Durant cette première année de deuil, j'ai beaucoup lu les mots des autres, des récits, des témoignages, des romans... Tout ce qui évoquait la perte d'un enfant.  J'espérais y trouver un peu de réconfort, combler un peu de cette solitude et peut-être, y trouver quelques clés pour survivre.
J'ai souhaité à mon tour partager mon expérience de mère, qui a accompagné son enfant dans toutes les épreuves de sa courte vie, jusqu'à sa mort. Ce livre est aussi un hommage à son courage, à sa force...
Mon souhait est de le partager au plus grand nombre, afin qu'Elias soit un peu dans le coeur de tout ceux qui liront ces pages.
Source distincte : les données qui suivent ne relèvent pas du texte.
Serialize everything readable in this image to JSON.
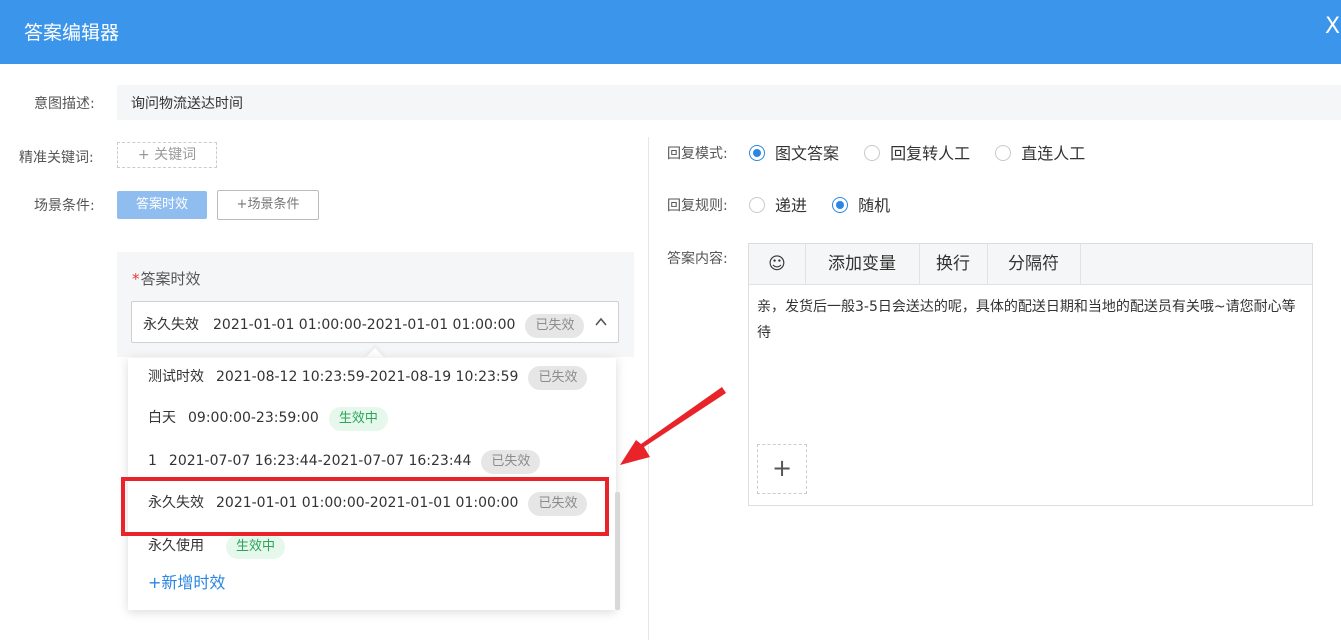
{
  "header": {
    "title": "答案编辑器",
    "close": "X"
  },
  "form": {
    "intent_label": "意图描述:",
    "intent_value": "询问物流送达时间",
    "keyword_label": "精准关键词:",
    "keyword_add": "+ 关键词",
    "scene_label": "场景条件:",
    "scene_tag": "答案时效",
    "scene_add": "+场景条件"
  },
  "validity": {
    "label": "答案时效",
    "selected": {
      "name": "永久失效",
      "range": "2021-01-01 01:00:00-2021-01-01 01:00:00",
      "status": "已失效"
    },
    "options": [
      {
        "name": "测试时效",
        "range": "2021-08-12 10:23:59-2021-08-19 10:23:59",
        "status": "已失效"
      },
      {
        "name": "白天",
        "range": "09:00:00-23:59:00",
        "status": "生效中"
      },
      {
        "name": "1",
        "range": "2021-07-07 16:23:44-2021-07-07 16:23:44",
        "status": "已失效"
      },
      {
        "name": "永久失效",
        "range": "2021-01-01 01:00:00-2021-01-01 01:00:00",
        "status": "已失效"
      },
      {
        "name": "永久使用",
        "range": "",
        "status": "生效中"
      }
    ],
    "add_label": "+新增时效"
  },
  "reply": {
    "mode_label": "回复模式:",
    "modes": [
      "图文答案",
      "回复转人工",
      "直连人工"
    ],
    "mode_selected": "图文答案",
    "rule_label": "回复规则:",
    "rules": [
      "递进",
      "随机"
    ],
    "rule_selected": "随机",
    "content_label": "答案内容:",
    "toolbar": {
      "emoji": "☺",
      "variable": "添加变量",
      "newline": "换行",
      "separator": "分隔符"
    },
    "content_text": "亲，发货后一般3-5日会送达的呢，具体的配送日期和当地的配送员有关哦~请您耐心等待",
    "add_media": "+"
  },
  "colors": {
    "header": "#3b95eb",
    "accent": "#2b86e3",
    "highlight": "#e8242a"
  }
}
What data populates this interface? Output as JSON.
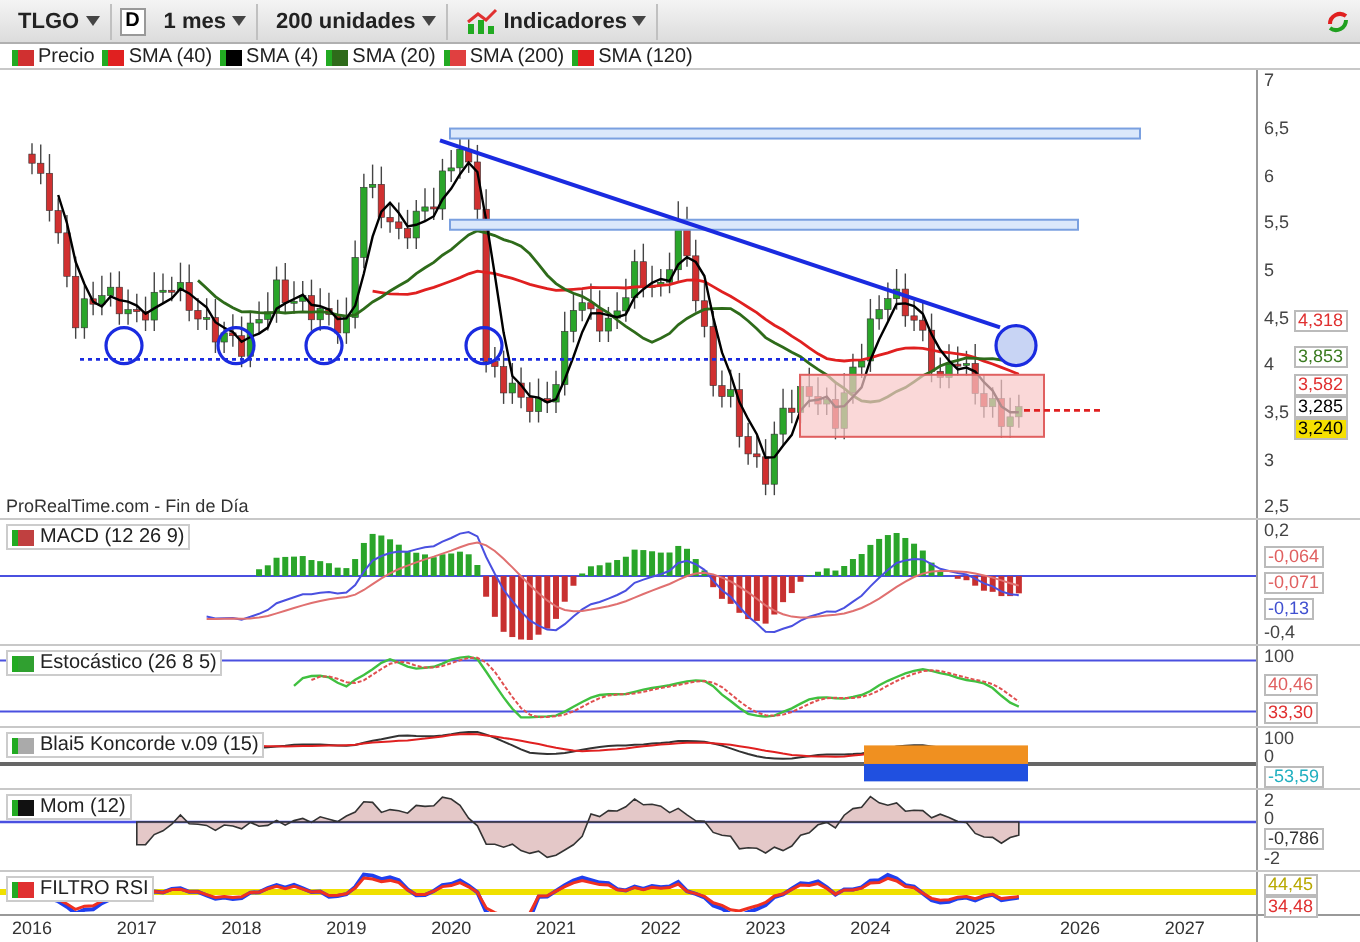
{
  "toolbar": {
    "symbol": "TLGO",
    "chart_type": "D",
    "period": "1 mes",
    "units": "200 unidades",
    "indicators": "Indicadores"
  },
  "legend": [
    {
      "label": "Precio",
      "color": "#d03030"
    },
    {
      "label": "SMA (40)",
      "color": "#e02020"
    },
    {
      "label": "SMA (4)",
      "color": "#000000"
    },
    {
      "label": "SMA (20)",
      "color": "#2e6b1a"
    },
    {
      "label": "SMA (200)",
      "color": "#e04040"
    },
    {
      "label": "SMA (120)",
      "color": "#e02020"
    }
  ],
  "price_axis": [
    "7",
    "6,5",
    "6",
    "5,5",
    "5",
    "4,5",
    "4",
    "3,5",
    "3",
    "2,5"
  ],
  "price_labels": [
    {
      "text": "4,318",
      "color": "#e03030",
      "highlight": false
    },
    {
      "text": "3,853",
      "color": "#3a7a20",
      "highlight": false
    },
    {
      "text": "3,582",
      "color": "#e03030",
      "highlight": false
    },
    {
      "text": "3,285",
      "color": "#000000",
      "highlight": false
    },
    {
      "text": "3,240",
      "highlight": true
    }
  ],
  "source": "ProRealTime.com - Fin de Día",
  "panels": [
    {
      "kind": "macd",
      "title": "MACD (12 26 9)",
      "axis": [
        {
          "kind": "tick",
          "text": "0,2"
        },
        {
          "kind": "value",
          "text": "-0,064",
          "color": "#e06060"
        },
        {
          "kind": "value",
          "text": "-0,071",
          "color": "#e06060"
        },
        {
          "kind": "value",
          "text": "-0,13",
          "color": "#4050d0"
        },
        {
          "kind": "tick",
          "text": "-0,4"
        }
      ]
    },
    {
      "kind": "stochastic",
      "title": "Estocástico (26 8 5)",
      "axis": [
        {
          "kind": "tick",
          "text": "100"
        },
        {
          "kind": "value",
          "text": "40,46",
          "color": "#e06060"
        },
        {
          "kind": "value",
          "text": "33,30",
          "color": "#e03030"
        }
      ]
    },
    {
      "kind": "koncorde",
      "title": "Blai5 Koncorde v.09 (15)",
      "axis": [
        {
          "kind": "tick",
          "text": "100"
        },
        {
          "kind": "tick",
          "text": "0"
        },
        {
          "kind": "value",
          "text": "-53,59",
          "color": "#20b0c0"
        }
      ]
    },
    {
      "kind": "momentum",
      "title": "Mom (12)",
      "axis": [
        {
          "kind": "tick",
          "text": "2"
        },
        {
          "kind": "tick",
          "text": "0"
        },
        {
          "kind": "value",
          "text": "-0,786",
          "color": "#333333"
        },
        {
          "kind": "tick",
          "text": "-2"
        }
      ]
    },
    {
      "kind": "rsi",
      "title": "FILTRO RSI",
      "axis": [
        {
          "kind": "value",
          "text": "44,45",
          "color": "#b8a800"
        },
        {
          "kind": "value",
          "text": "34,48",
          "color": "#e03030"
        }
      ]
    }
  ],
  "x_axis": [
    "2016",
    "2017",
    "2018",
    "2019",
    "2020",
    "2021",
    "2022",
    "2023",
    "2024",
    "2025",
    "2026",
    "2027"
  ]
}
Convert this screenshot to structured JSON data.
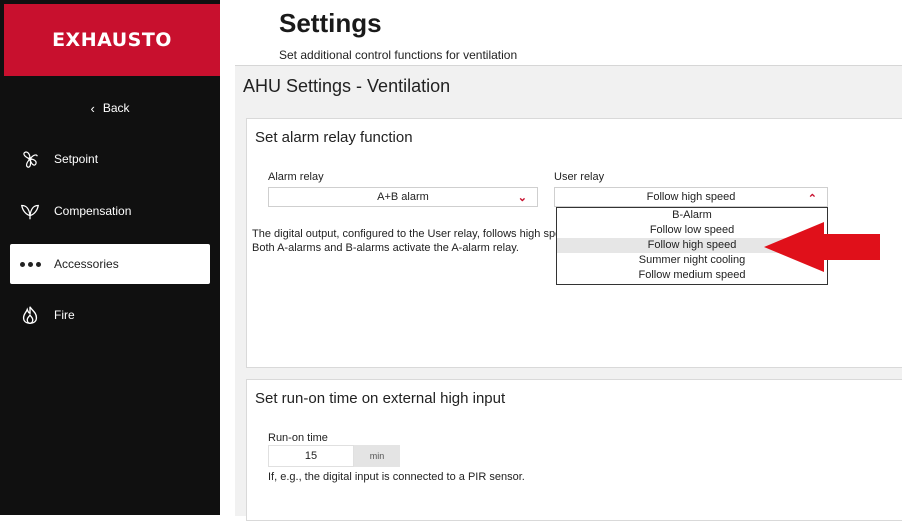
{
  "sidebar": {
    "logo": "EXHAUSTO",
    "back_label": "Back",
    "items": [
      {
        "label": "Setpoint",
        "icon": "fan-icon"
      },
      {
        "label": "Compensation",
        "icon": "leaf-icon"
      },
      {
        "label": "Accessories",
        "icon": "dots-icon",
        "active": true
      },
      {
        "label": "Fire",
        "icon": "flame-icon"
      }
    ]
  },
  "header": {
    "title": "Settings",
    "subtitle": "Set additional control functions for ventilation"
  },
  "section": {
    "title": "AHU Settings - Ventilation"
  },
  "alarm_panel": {
    "title": "Set alarm relay function",
    "alarm_relay": {
      "label": "Alarm relay",
      "value": "A+B alarm"
    },
    "user_relay": {
      "label": "User relay",
      "value": "Follow high speed",
      "options": [
        "B-Alarm",
        "Follow low speed",
        "Follow high speed",
        "Summer night cooling",
        "Follow medium speed"
      ],
      "highlighted": "Follow high speed"
    },
    "desc_line1": "The digital output, configured to the User relay, follows high spee",
    "desc_line2": "Both A-alarms and B-alarms activate the A-alarm relay."
  },
  "runon_panel": {
    "title": "Set run-on time on external high input",
    "label": "Run-on time",
    "value": "15",
    "unit": "min",
    "desc": "If, e.g., the digital input is connected to a PIR sensor."
  },
  "colors": {
    "accent": "#c8102e",
    "sidebar_bg": "#101010",
    "arrow": "#e0101a"
  }
}
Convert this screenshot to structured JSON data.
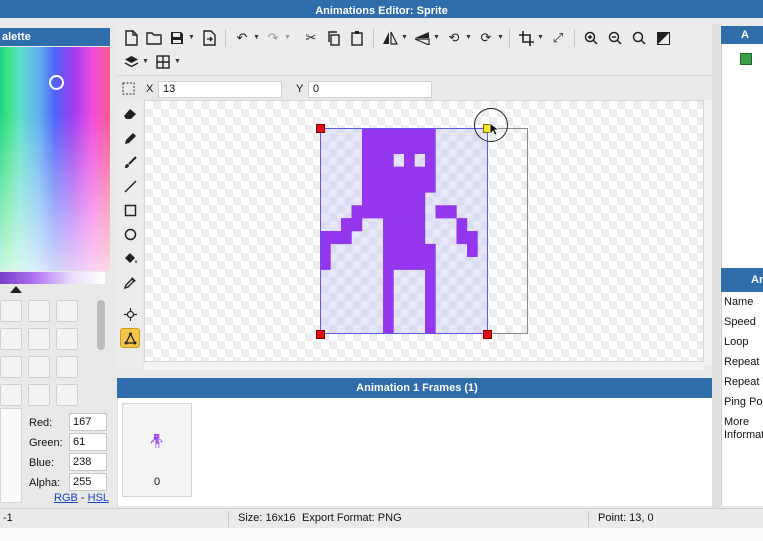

Peut-être que cette lecture pourra aussi faire écho à d'autres parents en deuil.
Je vous en livre les premières pages :

La première fois que j'ai écrit à mon fils, ce fut une lettre d'adieu.
Cette lettre, dont il était le destinataire mais qu'il ne lirait jamais, en réalité, c'était pour eux. Il s'agissait là d’une vaine tentative de portrait de mon fils pour ceux qui étaient réunis autour du petit cercueil blanc. Eux qui, bien que présents dans la douleur, étaient si loin d'imaginer tout ce qu'il était.

Comment rendre hommage à une vie, aussi courte soit-elle, en quelques centaines de mots ?

Cette lettre que j'ai lue devant eux, alors que j'entendais cette voix qui était la mienne résonner dans la salle du crématorium, alors même que je ne pouvais pas croire que j’étais en train de prononcer ces mots-là, ces mots d’adieu, racontait sa beauté, sa douceur, son courage.

Mais elle ne disait pas toute la vérité. Ou plutôt, c'était une jolie version de l'histoire donnée à ces oreilles qu'il ne me semblait, alors, pas juste de heurter. J'ai omis la terreur, l'angoisse. J'ai caché la rage. J'ai tu l'horreur. Auraient-ils pu l'entendre ?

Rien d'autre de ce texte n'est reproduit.